Take Paul Jaquays' The Caverns of Thracia. This has turned out a bigger deal than I'd thought. I mean, I already knew that his M5 module added the fourth dimension to that Moldvay-Cook Known World we now call Mystara. Much more so - I propose - than Niles could manage with Alphatia. Here, we see how it was that the TSR writers had to sit up and pay attention to Jaquays such that M5 could happen.

(Where debased mages make themselves into liches in their elder life; it seems that, today, roleplayers become ... Jaquays. We didn't have JK Rowling to warn us, back then. But! back to the main post :-)

Another module I've covered is that module which laid out what was played at GenCon X, in 1977. I shan't name it; roll your cursor over that link. This wasn't as memorable except inasmuch as it might represent the last ten-level dungeon in the lore.

Among the supplements I'd got as a fourth-grader was the Monster and Treasure Assortment. This came out before the Palace of the Silver Princess. This came out before the G1-2-3 and the aforementioned D1-2 bundles. I remember thinking at the time - what the hell is a "Type III Demon"? Marsh's Expert Set didn't tell me. Why would we care to dig into a ninth or tenth level? Marsh was pointing me to wilderness adventure! (And the Companion Set was talking about ruling counties and leading armies.)

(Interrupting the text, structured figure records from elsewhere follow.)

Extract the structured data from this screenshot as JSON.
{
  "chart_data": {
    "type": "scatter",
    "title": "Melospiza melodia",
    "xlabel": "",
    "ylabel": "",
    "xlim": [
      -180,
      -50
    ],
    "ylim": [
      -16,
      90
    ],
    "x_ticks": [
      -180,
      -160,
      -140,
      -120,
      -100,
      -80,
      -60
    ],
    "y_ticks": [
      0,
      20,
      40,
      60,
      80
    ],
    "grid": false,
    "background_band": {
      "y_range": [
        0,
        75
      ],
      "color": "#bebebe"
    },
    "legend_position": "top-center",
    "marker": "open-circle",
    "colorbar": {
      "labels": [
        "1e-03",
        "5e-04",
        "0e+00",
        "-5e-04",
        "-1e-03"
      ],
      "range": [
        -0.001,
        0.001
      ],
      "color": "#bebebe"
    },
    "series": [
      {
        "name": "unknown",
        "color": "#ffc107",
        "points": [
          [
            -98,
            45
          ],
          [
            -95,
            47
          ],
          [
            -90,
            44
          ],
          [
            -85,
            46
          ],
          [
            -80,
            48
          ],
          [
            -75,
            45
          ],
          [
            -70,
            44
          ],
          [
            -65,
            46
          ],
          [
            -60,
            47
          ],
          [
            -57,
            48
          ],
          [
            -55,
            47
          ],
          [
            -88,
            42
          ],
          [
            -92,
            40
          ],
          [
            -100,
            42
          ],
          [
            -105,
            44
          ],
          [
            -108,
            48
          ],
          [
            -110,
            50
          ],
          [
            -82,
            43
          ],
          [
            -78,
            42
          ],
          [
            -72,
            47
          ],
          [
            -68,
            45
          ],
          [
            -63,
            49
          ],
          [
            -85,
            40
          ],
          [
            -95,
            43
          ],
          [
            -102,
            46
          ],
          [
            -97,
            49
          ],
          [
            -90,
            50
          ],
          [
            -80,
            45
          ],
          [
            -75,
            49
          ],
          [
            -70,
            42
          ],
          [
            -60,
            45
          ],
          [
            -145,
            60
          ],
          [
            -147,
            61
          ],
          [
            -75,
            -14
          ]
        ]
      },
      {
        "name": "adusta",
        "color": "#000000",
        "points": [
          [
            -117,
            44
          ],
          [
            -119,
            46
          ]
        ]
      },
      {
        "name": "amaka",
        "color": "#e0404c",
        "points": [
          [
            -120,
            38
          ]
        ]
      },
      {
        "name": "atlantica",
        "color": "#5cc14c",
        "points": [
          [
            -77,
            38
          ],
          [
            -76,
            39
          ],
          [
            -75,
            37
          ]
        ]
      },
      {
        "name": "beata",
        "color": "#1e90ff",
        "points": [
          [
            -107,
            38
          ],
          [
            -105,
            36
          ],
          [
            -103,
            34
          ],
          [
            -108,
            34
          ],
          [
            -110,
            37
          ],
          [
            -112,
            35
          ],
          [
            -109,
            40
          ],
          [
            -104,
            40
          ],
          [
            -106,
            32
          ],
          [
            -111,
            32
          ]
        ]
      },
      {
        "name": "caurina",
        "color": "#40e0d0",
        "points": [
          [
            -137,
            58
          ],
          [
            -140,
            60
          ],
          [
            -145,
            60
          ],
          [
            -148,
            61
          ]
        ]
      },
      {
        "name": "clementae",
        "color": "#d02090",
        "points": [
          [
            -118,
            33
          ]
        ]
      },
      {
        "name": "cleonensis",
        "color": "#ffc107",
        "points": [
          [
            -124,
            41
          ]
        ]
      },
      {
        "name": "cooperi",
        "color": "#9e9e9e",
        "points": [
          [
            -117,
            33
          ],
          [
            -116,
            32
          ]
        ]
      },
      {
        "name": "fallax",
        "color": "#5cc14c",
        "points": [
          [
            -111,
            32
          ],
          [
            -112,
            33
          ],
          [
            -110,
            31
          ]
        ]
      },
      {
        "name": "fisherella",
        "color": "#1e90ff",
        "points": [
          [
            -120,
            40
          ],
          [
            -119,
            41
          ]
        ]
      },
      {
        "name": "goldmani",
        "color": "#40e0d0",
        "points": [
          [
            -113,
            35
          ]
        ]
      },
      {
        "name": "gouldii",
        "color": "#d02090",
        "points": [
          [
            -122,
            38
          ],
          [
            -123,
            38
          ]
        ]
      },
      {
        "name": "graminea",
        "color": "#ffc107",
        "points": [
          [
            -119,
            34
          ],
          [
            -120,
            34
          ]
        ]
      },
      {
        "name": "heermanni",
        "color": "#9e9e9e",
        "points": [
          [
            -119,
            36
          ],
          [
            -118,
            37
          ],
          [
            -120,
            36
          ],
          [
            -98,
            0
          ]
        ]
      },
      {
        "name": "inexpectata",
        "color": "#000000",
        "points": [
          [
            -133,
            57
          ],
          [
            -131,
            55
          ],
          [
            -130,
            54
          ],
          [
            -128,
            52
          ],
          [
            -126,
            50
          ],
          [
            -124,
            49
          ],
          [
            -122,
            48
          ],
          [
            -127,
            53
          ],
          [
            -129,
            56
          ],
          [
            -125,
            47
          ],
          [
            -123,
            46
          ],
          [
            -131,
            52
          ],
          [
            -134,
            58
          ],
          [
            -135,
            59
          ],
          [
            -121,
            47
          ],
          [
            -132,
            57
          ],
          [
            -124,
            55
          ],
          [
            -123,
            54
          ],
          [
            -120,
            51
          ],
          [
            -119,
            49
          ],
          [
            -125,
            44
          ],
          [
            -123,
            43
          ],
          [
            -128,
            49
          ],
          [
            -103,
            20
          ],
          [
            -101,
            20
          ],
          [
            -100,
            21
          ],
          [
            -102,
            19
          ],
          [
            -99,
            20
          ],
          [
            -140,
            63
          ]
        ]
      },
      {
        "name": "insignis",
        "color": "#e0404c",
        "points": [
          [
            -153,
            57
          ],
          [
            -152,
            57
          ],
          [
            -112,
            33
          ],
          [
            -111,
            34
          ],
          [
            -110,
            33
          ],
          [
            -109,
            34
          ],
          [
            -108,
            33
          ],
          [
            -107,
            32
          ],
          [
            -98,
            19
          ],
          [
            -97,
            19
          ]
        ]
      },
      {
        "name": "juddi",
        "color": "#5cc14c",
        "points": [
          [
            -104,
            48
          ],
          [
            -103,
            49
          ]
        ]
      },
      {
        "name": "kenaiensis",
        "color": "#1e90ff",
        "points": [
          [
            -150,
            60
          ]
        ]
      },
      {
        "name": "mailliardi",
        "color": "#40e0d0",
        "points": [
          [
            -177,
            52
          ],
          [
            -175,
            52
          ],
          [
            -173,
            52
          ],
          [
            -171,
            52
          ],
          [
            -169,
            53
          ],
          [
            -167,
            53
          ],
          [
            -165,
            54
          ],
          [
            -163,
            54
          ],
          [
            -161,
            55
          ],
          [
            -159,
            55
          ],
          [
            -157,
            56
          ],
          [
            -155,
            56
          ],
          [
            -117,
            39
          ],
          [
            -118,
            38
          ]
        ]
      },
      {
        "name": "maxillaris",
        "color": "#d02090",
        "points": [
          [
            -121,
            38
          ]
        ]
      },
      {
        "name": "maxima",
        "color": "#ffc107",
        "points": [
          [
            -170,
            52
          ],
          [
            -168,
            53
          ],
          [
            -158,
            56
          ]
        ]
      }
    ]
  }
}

I think that, over the 1970s, which may not be appreciated by younger GenX as got to the hobby through Mentzer, the hobby was dominated by the deeper dungeon delve. Computer gamers see aspects of this in Nethack and Rogue. The "Roguelike" take on dungeons kept this up even after Lakofka's failure in GenCon XII which, those players complained, was a step back from the Depths in GenCon XI. I don't know that software gamers got a good Underdark until Ultima V in, what, 1988.

Monday, June 29, 2026

When wheat came to China

An excellent video here on how China adapted wheat as a foodstock. We in the west, alongside the great rivers and defended by cats, have leavened our wheat and baked the result as bread. In the east, once they got wheat (and cat): they steamed it into noodles and dumplings. We store the bread; they store the grains.

The video - from "Taste of Civilization" - takes pains to point out that neither way is wrong. The West-capital-W, which includes the Taklamakan east-Turkestan, had cheaper heat energy. Europe, before and after Rome, had vast forests with a low population, so wood was cheap. China's population, despite the best efforts of barbarians and tyrants, didn't crash; driving up the relative cost of fuel. As for Central Asia, I guess it just got naturally hot half the time such that baking tortilla in metal over the afternoon outside could keep through the winters.

Space habitats will be jealous for water in this gravity-well. I'm thinking we'll be on the Central Asian model: baked breads, and not leavened so-much. Out on Ceres and beyond, where water is cheap and energy expensive, we'll see more noodles and dumplings. (I don't rate The Expanse as serious.)